In the Vamiq u ‘Adhra Mahmud, or maybe his successor Ma’sud, enjoyed a Greek popular story of a couple that met in the famous haikal or but-khana, temple, of Hera on Samos, one of them an assertive young woman who holds her own in philosophical debate on the nature of Love in the company of men, and later fights in battle. Literature is not life in any straightforward way, of course, but it’s equally clear that the notion of Mahmud as a model of puritanical zealotry can’t survive the sophisticated and gloriously polychromatic environment of his court at Ghazni, or the pleasure palaces beside the Helmand.

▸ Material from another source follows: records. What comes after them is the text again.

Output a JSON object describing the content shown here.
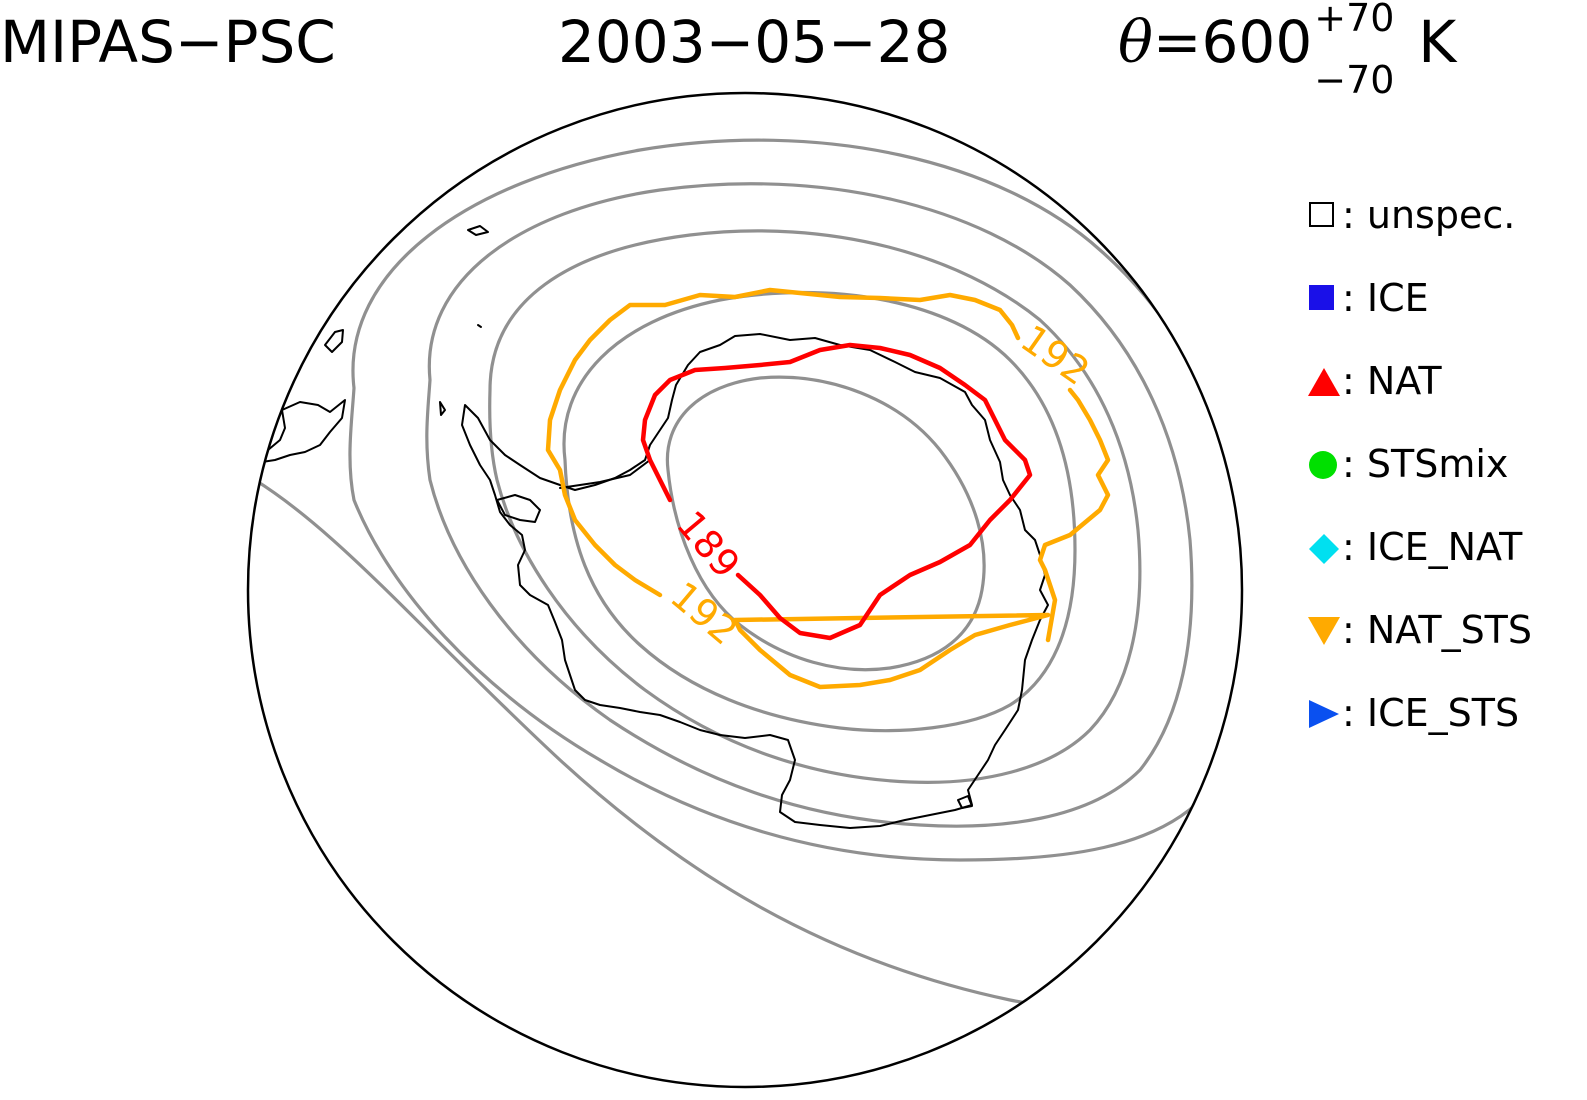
{
  "header": {
    "instrument": "MIPAS−PSC",
    "date": "2003−05−28",
    "theta_symbol": "θ",
    "theta_value": "=600",
    "theta_sup": "+70",
    "theta_sub": "−70",
    "theta_unit": "K"
  },
  "legend": {
    "items": [
      {
        "label": ": unspec.",
        "symbol": "square-open",
        "color": "#000000"
      },
      {
        "label": ": ICE",
        "symbol": "square",
        "color": "#1a10e8"
      },
      {
        "label": ": NAT",
        "symbol": "triangle-up",
        "color": "#ff0000"
      },
      {
        "label": ": STSmix",
        "symbol": "circle",
        "color": "#00e000"
      },
      {
        "label": ": ICE_NAT",
        "symbol": "diamond",
        "color": "#00e0f0"
      },
      {
        "label": ": NAT_STS",
        "symbol": "triangle-down",
        "color": "#ffaa00"
      },
      {
        "label": ": ICE_STS",
        "symbol": "triangle-right",
        "color": "#0a50f0"
      }
    ]
  },
  "contours": {
    "temperature_unit": "K",
    "labels": [
      {
        "value": "189",
        "color": "#ff0000"
      },
      {
        "value": "192",
        "color": "#ffaa00"
      },
      {
        "value": "192",
        "color": "#ffaa00"
      }
    ]
  },
  "colors": {
    "nat_sts_contour": "#ffaa00",
    "nat_contour": "#ff0000",
    "background_contours": "#909090",
    "coastline": "#000000"
  }
}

For all the sophistication, life in eleventh-century Afghanistan was insecure. In the two centuries after the career of ‘Unsuri (who died in 1039/40) Ghazni would be sacked twice, by a Ghurid leader known for his treatment of Ghazni as Jahan-suz, “The World-burner”, and then with even greater destructive force by Genghis Khan. Bamiyan, too, would be destroyed by the Mongols: the traveller ibn-Battuta tells us that “Genghis massacred the inhabitants of Bamiyan, and destroyed it from top to bottom, with the exception of the minaret of its Friday Mosque.” It’s not too surprising that ‘Unsuri’s poem on Vamiq and ‘Adhra all-but disappeared.
I’m deeply grateful to Jean-Marie Lafont, another Classicist who has strayed into Central Asia, for drawing my attention to this remarkable literary phenomenon. The book I’ve been reading is by Bo Utas and the late Tomas Hägg, The Virgin and her Lover: Fragments of an Ancient Greek Novel (Leiden, 2003).